CEO Pay Surges Again After Two-Year Decline
Average realized CEO compensation—including stock awards and options—at the top 350 U.S. firms was $22.98 million in 2024, a 5.9% increase from 2023.
From 1978–2024, top CEO compensation skyrocketed 1,094%, compared with a 26% increase in a typical worker’s compensation. In 2024, CEOs were paid 281 times as much as a typical worker—in contrast to 1965, when they were paid 21 times as much as a typical worker.

High CEO Compensation Isn’t Linked to Performance
CEO pay remains excessive, even when compared to other highly privileged earners. In 2023, CEOs made 7.5 times more than the top 0.1% of workers. This sharp gap indicates that their compensation is not tied to exceptional skill or higher productivity. Instead, CEOs often use their influence to sway corporate boards and secure higher pay. If companies reduced CEO salaries, it would not harm productivity or economic output.

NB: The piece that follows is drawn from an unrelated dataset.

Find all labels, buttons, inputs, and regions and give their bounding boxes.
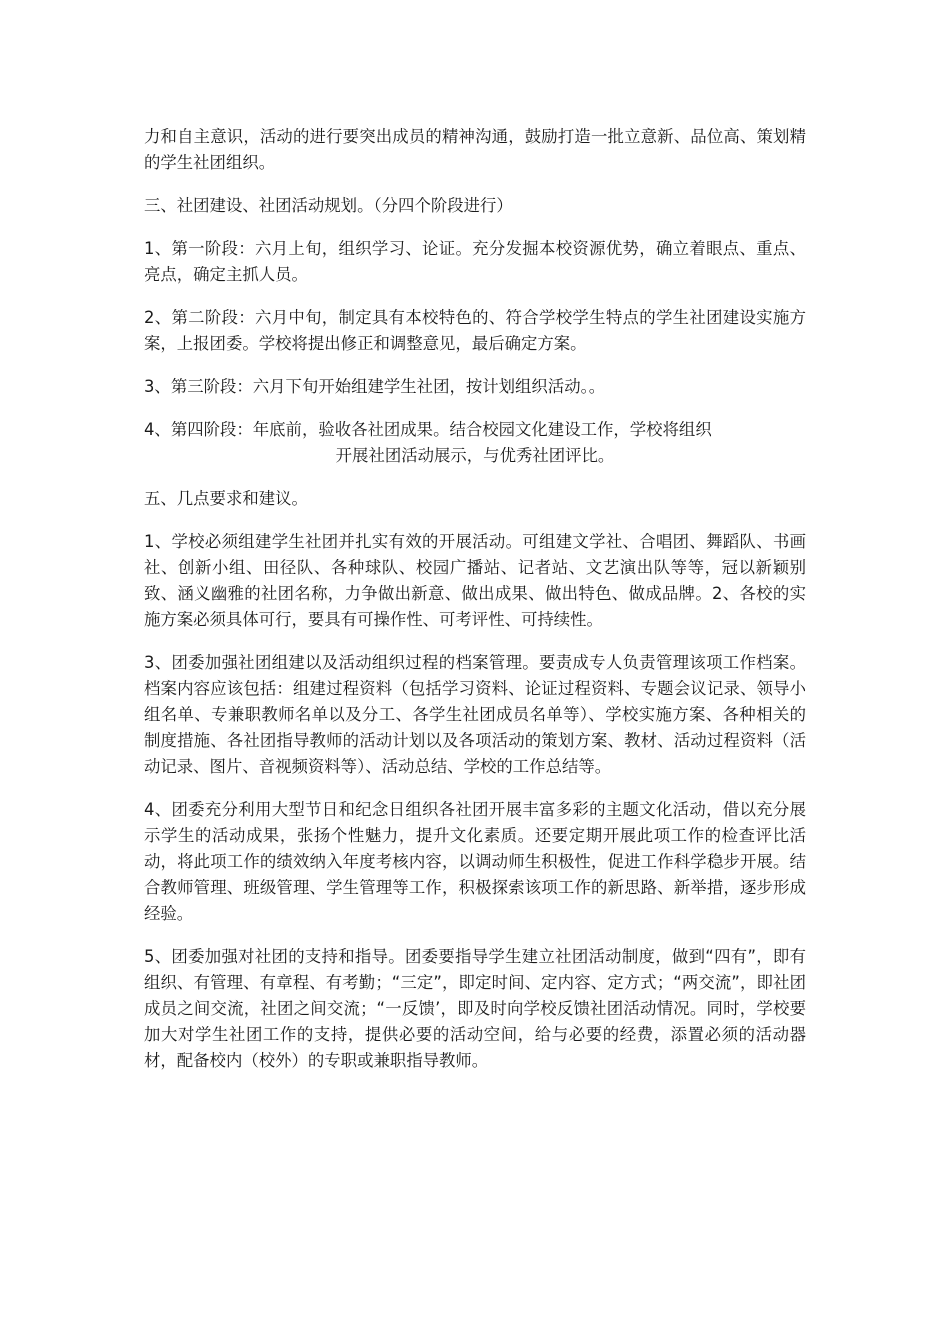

Lawmakers Push Back Against Extreme Executive Pay
Stratospheric CEO pay levels have attracted the attention of policymakers looking to rein them in, like the Tax Excessive CEO Pay Act introduced last week by Senator Bernie Sanders and Representative Rashida Tlaib. Previous EPI work has outlined several policy solutions that could limit CEOs’ ability to attain increasingly higher pay, including changes to tax policy as well as reforms to antitrust enforcement, labor policy, and corporate governance rules that could provide countervailing power against CEOs’ ability to effectively set their own pay levels.

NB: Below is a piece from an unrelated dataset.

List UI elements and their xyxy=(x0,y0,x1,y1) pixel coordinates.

“CEOs do not work 281 times harder than the typical worker. Instead, they simply hold the power to set their own pay. The labor market for corporate executives is highly dysfunctional, and it fails to impose any real discipline on excessive compensation. Therefore, we need policies that restrict CEOs from extracting unreasonable pay. These reforms are crucial to ending the winner-take-all culture that dominates economic life in the U.S.,” said Josh Bivens, EPI chief economist.
Final Thoughts:
The surge in CEO pay clearly highlights a widening gap between corporate leadership and everyday workers. While executive compensation continues to soar, average employees are still seeing only modest gains.
If you’re interested in more insights on economic trends, labor policy, and corporate accountability, explore our latest articles.
FAQs:
1. Why has CEO pay grown so much faster than worker wages?
CEO compensation is often tied to stock performance and shareholder returns, which can multiply earnings quickly. Meanwhile, worker wages are typically influenced by slower-moving labor policies and company pay structures.
2. Would reducing CEO pay hurt company performance?
Most experts, including economists at the Economic Policy Institute, say no. High CEO pay is often driven by bargaining power, not productivity. Lowering it wouldn’t reduce output—it would simply redistribute corporate gains more fairly.